For UGC to appeal to them, it needs to come from someone reliable - someone who has tested and used the product or service, and you will struggle to dupe them.
We need relatable
We want people who don’t always put on an act and show us snippets of their lives that are less than glamorous. We don’t want someone with perfect skin selling us products - we want to know their journey to skin health and how those products helped them.
We want compelling, true stories from someone who actually uses the services or products they advocate, not someone who chops and changes products, selling their content to the highest bidder.
And brands are learning to stick with authenticity - building a partnership with creators that nurture relationships with their followers.
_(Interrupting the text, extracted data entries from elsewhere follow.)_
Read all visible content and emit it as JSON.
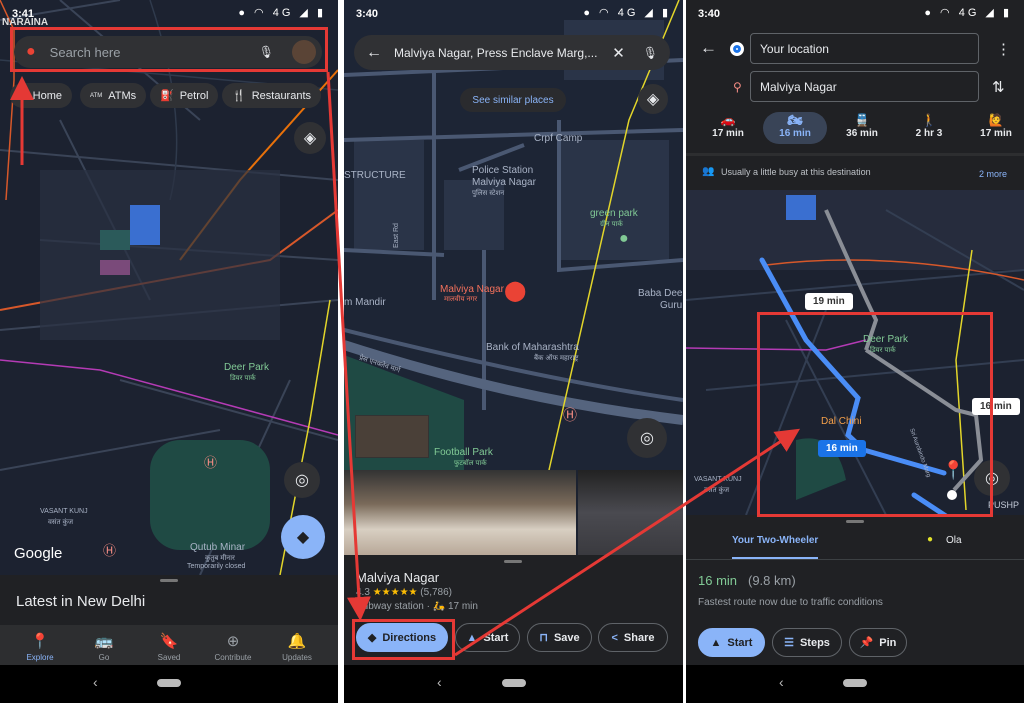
{
  "colors": {
    "annotation_red": "#e53935",
    "accent_blue": "#8ab4f8",
    "route_blue": "#4a8df6",
    "eta_green": "#81c995",
    "map_bg": "#1c2230"
  },
  "screen1": {
    "status": {
      "time": "3:41",
      "icons": "● ◠ 4G ◢ ▮"
    },
    "search": {
      "placeholder": "Search here",
      "logo": "maps-pin-logo",
      "mic": "mic-icon",
      "avatar": "avatar"
    },
    "chips": [
      {
        "label": "Home",
        "icon": "home-icon"
      },
      {
        "label": "ATMs",
        "icon": "atm-icon",
        "icon_text": "ATM"
      },
      {
        "label": "Petrol",
        "icon": "fuel-icon"
      },
      {
        "label": "Restaurants",
        "icon": "restaurant-icon"
      }
    ],
    "map_labels": {
      "top_left": "NARAINA",
      "deer_park": "Deer Park",
      "deer_park_hi": "डियर पार्क",
      "qutub": "Qutub Minar",
      "qutub_hi": "कुतुब मीनार",
      "qutub_status": "Temporarily closed",
      "vasant_kunj": "VASANT KUNJ",
      "vasant_kunj_hi": "वसंत कुंज",
      "google": "Google"
    },
    "sheet_title": "Latest in New Delhi",
    "nav": [
      {
        "label": "Explore",
        "icon": "explore-icon",
        "active": true
      },
      {
        "label": "Go",
        "icon": "commute-icon"
      },
      {
        "label": "Saved",
        "icon": "bookmark-icon"
      },
      {
        "label": "Contribute",
        "icon": "add-circle-icon"
      },
      {
        "label": "Updates",
        "icon": "bell-icon",
        "badge": true
      }
    ]
  },
  "screen2": {
    "status": {
      "time": "3:40",
      "icons": "● ◠ 4G ◢ ▮"
    },
    "search_value": "Malviya Nagar, Press Enclave Marg,...",
    "similar": "See similar places",
    "map_labels": {
      "crpf": "Crpf Camp",
      "police": "Police Station",
      "police2": "Malviya Nagar",
      "police_hi": "पुलिस स्टेशन",
      "structure": "STRUCTURE",
      "green_park": "green park",
      "green_park_hi": "ग्रीन पार्क",
      "place": "Malviya Nagar",
      "place_hi": "मालवीय नगर",
      "mandir": "m Mandir",
      "baba": "Baba Deep",
      "guru": "Guru",
      "bank": "Bank of Maharashtra",
      "bank_hi": "बैंक ऑफ महाराष्ट्र",
      "marg_hi": "प्रेस एनक्लेव मार्ग",
      "football": "Football Park",
      "football_hi": "फुटबॉल पार्क",
      "east_rd": "East Rd",
      "road": "Rd"
    },
    "place": {
      "title": "Malviya Nagar",
      "rating": "4.3",
      "stars": 5,
      "reviews": "(5,786)",
      "type": "Subway station",
      "travel": "17 min"
    },
    "actions": [
      {
        "label": "Directions",
        "icon": "directions-icon"
      },
      {
        "label": "Start",
        "icon": "navigation-icon"
      },
      {
        "label": "Save",
        "icon": "bookmark-icon"
      },
      {
        "label": "Share",
        "icon": "share-icon"
      }
    ]
  },
  "screen3": {
    "status": {
      "time": "3:40",
      "icons": "● ◠ 4G ◢ ▮"
    },
    "origin": "Your location",
    "destination": "Malviya Nagar",
    "modes": [
      {
        "icon": "car-icon",
        "time": "17 min"
      },
      {
        "icon": "two-wheeler-icon",
        "time": "16 min",
        "active": true
      },
      {
        "icon": "transit-icon",
        "time": "36 min"
      },
      {
        "icon": "walk-icon",
        "time": "2 hr 3"
      },
      {
        "icon": "ride-icon",
        "time": "17 min"
      }
    ],
    "busy": "Usually a little busy at this destination",
    "more": "2 more",
    "route_labels": {
      "alt1": "19 min",
      "alt2": "16 min",
      "main": "16 min",
      "deer_park": "Deer Park",
      "deer_park_hi": "डियर पार्क",
      "dal_chini": "Dal Chini",
      "vasant_kunj": "VASANT KUNJ",
      "vasant_kunj_hi": "वसंत कुंज",
      "road": "Sri Aurobindo Marg",
      "pushp": "PUSHP"
    },
    "tabs": [
      {
        "label": "Your Two-Wheeler",
        "active": true
      },
      {
        "label": "Ola"
      }
    ],
    "eta": "16 min",
    "distance": "(9.8 km)",
    "note": "Fastest route now due to traffic conditions",
    "actions": [
      {
        "label": "Start",
        "icon": "navigation-icon"
      },
      {
        "label": "Steps",
        "icon": "list-icon"
      },
      {
        "label": "Pin",
        "icon": "pin-icon"
      }
    ]
  }
}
They are the key to advocating products long-term, ensuring they build brand trust with their target audience.
It’s the sustainably steady way to brand success.
What we think
As marketers, we must foster an inclusive and diverse environment, allowing people to be themselves - authentically.
Not only will this enable us to reach the right audience, but it’s also ethical - with about half of influencers saying that social media impacted their mental health, too.
By using both branded content and UGC and appointing different creators to help build brand awareness, we are spreading our content widely and reaching our targets in various but authentic ways.
We are building bigger, better audiences that foster brand trust, making content that resonates with a creator’s followers.
We all know that misplaced content doesn’t sell - and to be fair, I have never purchased anything from a mega-influencer. I have, however, purchased items endorsed by micro and nano-influencers, local and international, with little to no regret.
UGC and authenticity are the new “word of mouth” advertising. We may think traditional marketing methods are gone, but they’re not - they’re just digitized.